Published on .

We'll be seeing more of Nancy Kerrigan judging by the wide-ranging deals struck on her behalf with the likes of Revlon and Walt Disney Co. It's fresh evidence that, despite endorsement tie-ins that have gone sour of late, marketers are still willing to gamble on personalities.

But it's a higher stakes gamble than it once was. Today's personalities can demand extraordinary fees, be difficult to work with and never produce the impact marketers dream about. In other words, added headaches, not added value.

Maybe all involved in this corner of marketing might profit from reconsidering the triumphant relationship of Dinah Shore and Chevrolet. Her death last month at age 76 prompted laudatory reviews of her career as singer, entertainer and TV show host. But she also came to embody a company and a product-General Motors and Chevrolet-in a way today's advertisers would dearly love to emulate.
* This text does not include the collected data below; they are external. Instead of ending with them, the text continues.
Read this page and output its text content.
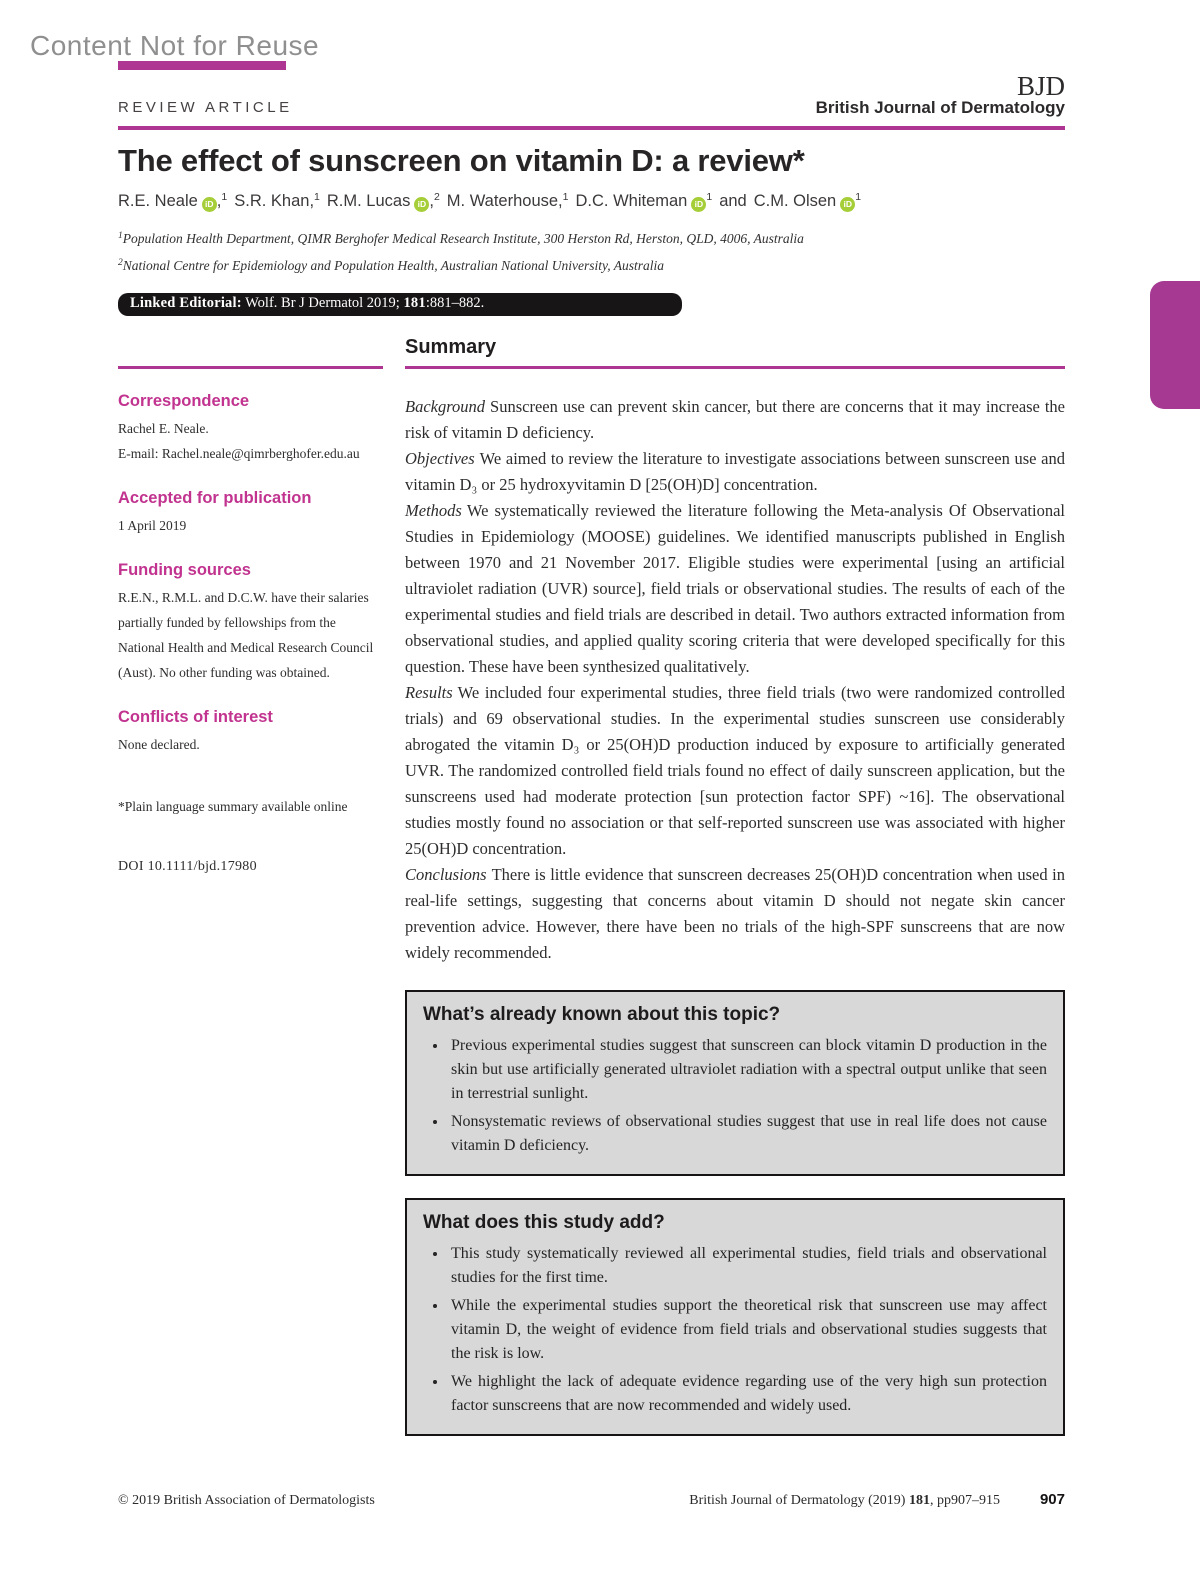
Content Not for Reuse
REVIEW ARTICLE
BJD
British Journal of Dermatology
The effect of sunscreen on vitamin D: a review*
R.E. Neale iD ,$^1$ S.R. Khan,$^1$ R.M. Lucas iD ,$^2$ M. Waterhouse,$^1$ D.C. Whiteman $iD^1$ and C.M. Olsen $iD^1$
$^1$Population Health Department, QIMR Berghofer Medical Research Institute, 300 Herston Rd, Herston, QLD, 4006, Australia
$^2$National Centre for Epidemiology and Population Health, Australian National University, Australia
Linked Editorial: Wolf. Br J Dermatol 2019; 181:881–882.
Correspondence
Rachel E. Neale.
E-mail: Rachel.neale@qimrberghofer.edu.au
Accepted for publication
1 April 2019
Funding sources
R.E.N., R.M.L. and D.C.W. have their salaries partially funded by fellowships from the National Health and Medical Research Council (Aust). No other funding was obtained.
Conflicts of interest
None declared.
*Plain language summary available online
DOI 10.1111/bjd.17980
Summary

Background Sunscreen use can prevent skin cancer, but there are concerns that it may increase the risk of vitamin D deficiency.

Objectives We aimed to review the literature to investigate associations between sunscreen use and vitamin D₃ or 25 hydroxyvitamin D [25(OH)D] concentration.

Methods We systematically reviewed the literature following the Meta-analysis Of Observational Studies in Epidemiology (MOOSE) guidelines. We identified manuscripts published in English between 1970 and 21 November 2017. Eligible studies were experimental [using an artificial ultraviolet radiation (UVR) source], field trials or observational studies. The results of each of the experimental studies and field trials are described in detail. Two authors extracted information from observational studies, and applied quality scoring criteria that were developed specifically for this question. These have been synthesized qualitatively.

Results We included four experimental studies, three field trials (two were randomized controlled trials) and 69 observational studies. In the experimental studies sunscreen use considerably abrogated the vitamin D₃ or 25(OH)D production induced by exposure to artificially generated UVR. The randomized controlled field trials found no effect of daily sunscreen application, but the sunscreens used had moderate protection [sun protection factor SPF) ~16]. The observational studies mostly found no association or that self-reported sunscreen use was associated with higher 25(OH)D concentration.

Conclusions There is little evidence that sunscreen decreases 25(OH)D concentration when used in real-life settings, suggesting that concerns about vitamin D should not negate skin cancer prevention advice. However, there have been no trials of the high-SPF sunscreens that are now widely recommended.

What’s already known about this topic?
• Previous experimental studies suggest that sunscreen can block vitamin D production in the skin but use artificially generated ultraviolet radiation with a spectral output unlike that seen in terrestrial sunlight.
• Nonsystematic reviews of observational studies suggest that use in real life does not cause vitamin D deficiency.
What does this study add?
• This study systematically reviewed all experimental studies, field trials and observational studies for the first time.
• While the experimental studies support the theoretical risk that sunscreen use may affect vitamin D, the weight of evidence from field trials and observational studies suggests that the risk is low.
• We highlight the lack of adequate evidence regarding use of the very high sun protection factor sunscreens that are now recommended and widely used.
© 2019 British Association of Dermatologists	British Journal of Dermatology (2019) 181, pp907–915	907
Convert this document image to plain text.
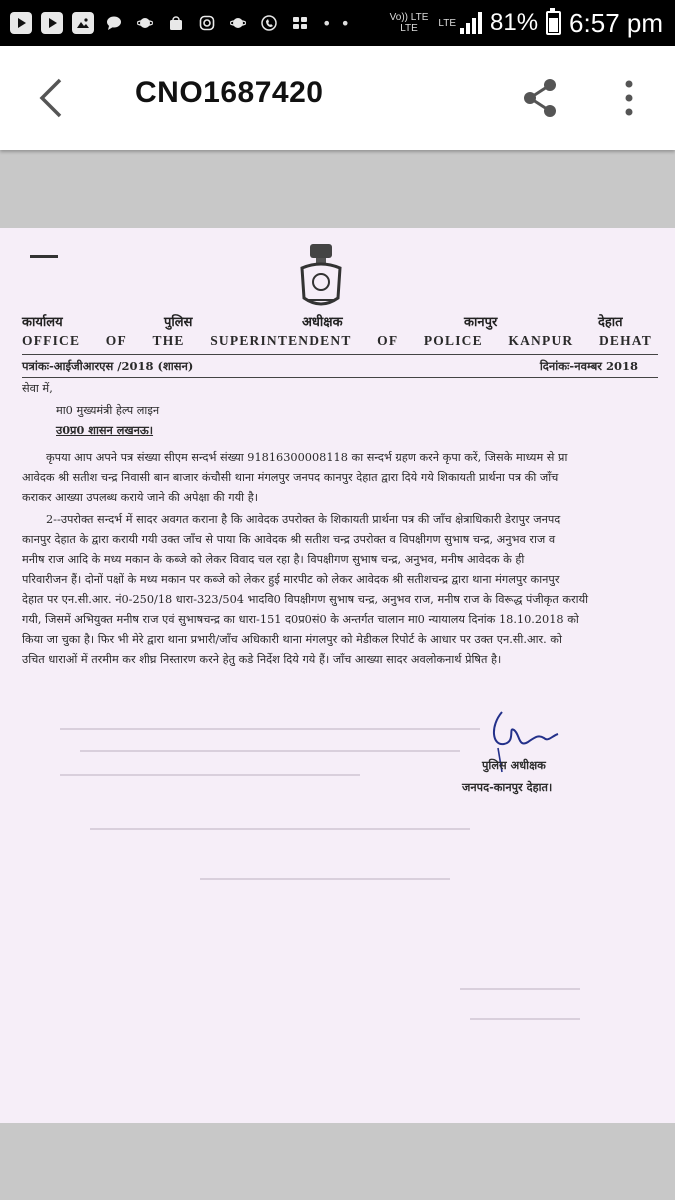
• •	Vo)) LTE
LTE	LTE 81% 6:57 pm
CNO1687420
कार्यालय	पुलिस	अधीक्षक	कानपुर	देहात
OFFICE OF THE SUPERINTENDENT OF POLICE KANPUR DEHAT
पत्रांकः-आईजीआरएस /2018 (शासन)	दिनांकः-नवम्बर 2018
सेवा में,
मा0 मुख्यमंत्री हेल्प लाइन
उ0प्र0 शासन लखनऊ।
कृपया आप अपने पत्र संख्या सीएम सन्दर्भ संख्या 91816300008118 का सन्दर्भ ग्रहण करने कृपा करें, जिसके माध्यम से प्रा
आवेदक श्री सतीश चन्द्र निवासी बान बाजार कंचौसी थाना मंगलपुर जनपद कानपुर देहात द्वारा दिये गये शिकायती प्रार्थना पत्र की जाँच
कराकर आख्या उपलब्ध कराये जाने की अपेक्षा की गयी है।
2--उपरोक्त सन्दर्भ में सादर अवगत कराना है कि आवेदक उपरोक्त के शिकायती प्रार्थना पत्र की जाँच क्षेत्राधिकारी डेरापुर जनपद
कानपुर देहात के द्वारा करायी गयी उक्त जाँच से पाया कि आवेदक श्री सतीश चन्द्र उपरोक्त व विपक्षीगण सुभाष चन्द्र, अनुभव राज व
मनीष राज आदि के मध्य मकान के कब्जे को लेकर विवाद चल रहा है। विपक्षीगण सुभाष चन्द्र, अनुभव, मनीष आवेदक के ही
परिवारीजन हैं। दोनों पक्षों के मध्य मकान पर कब्जे को लेकर हुई मारपीट को लेकर आवेदक श्री सतीशचन्द्र द्वारा थाना मंगलपुर कानपुर
देहात पर एन.सी.आर. नं0-250/18 धारा-323/504 भादवि0 विपक्षीगण सुभाष चन्द्र, अनुभव राज, मनीष राज के विरूद्ध पंजीकृत करायी
गयी, जिसमें अभियुक्त मनीष राज एवं सुभाषचन्द्र का धारा-151 द0प्र0सं0 के अन्तर्गत चालान मा0 न्यायालय दिनांक 18.10.2018 को
किया जा चुका है। फिर भी मेरे द्वारा थाना प्रभारी/जाँच अधिकारी थाना मंगलपुर को मेडीकल रिपोर्ट के आधार पर उक्त एन.सी.आर. को
उचित धाराओं में तरमीम कर शीघ्र निस्तारण करने हेतु कडे निर्देश दिये गये हैं। जाँच आख्या सादर अवलोकनार्थ प्रेषित है।
पुलिस अधीक्षक
जनपद-कानपुर देहात।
There was that jingle, of course, that she enthusiastically sang each week at the close of "The Dinah Shore Chevy Show" from 1956 to 1963-"See the U.S.A. in Your Chevrolet." But there was more.

She represented added value before anyone coined the phrase. Dick O'Connor, chairman of Chevy agency Lintas: Campbell-Ewald, put it this way: "She was terrific to work with. There wasn't anything she wouldn't do that Chevrolet asked her...She was part of Chevrolet and Chevrolet was part of her."

It's easy to write off the Chevy/Dinah Shore relationship as simply a tale from another era of TV and marketing. Nice story, but not possible today. But we think marketers are still looking for what Chevrolet created with Ms. Shore: More than a relationship, it was a collaboration that produced long-term value for their brand.

That's the next gold medal Nancy Kerrigan and her new marketing partners should skate for.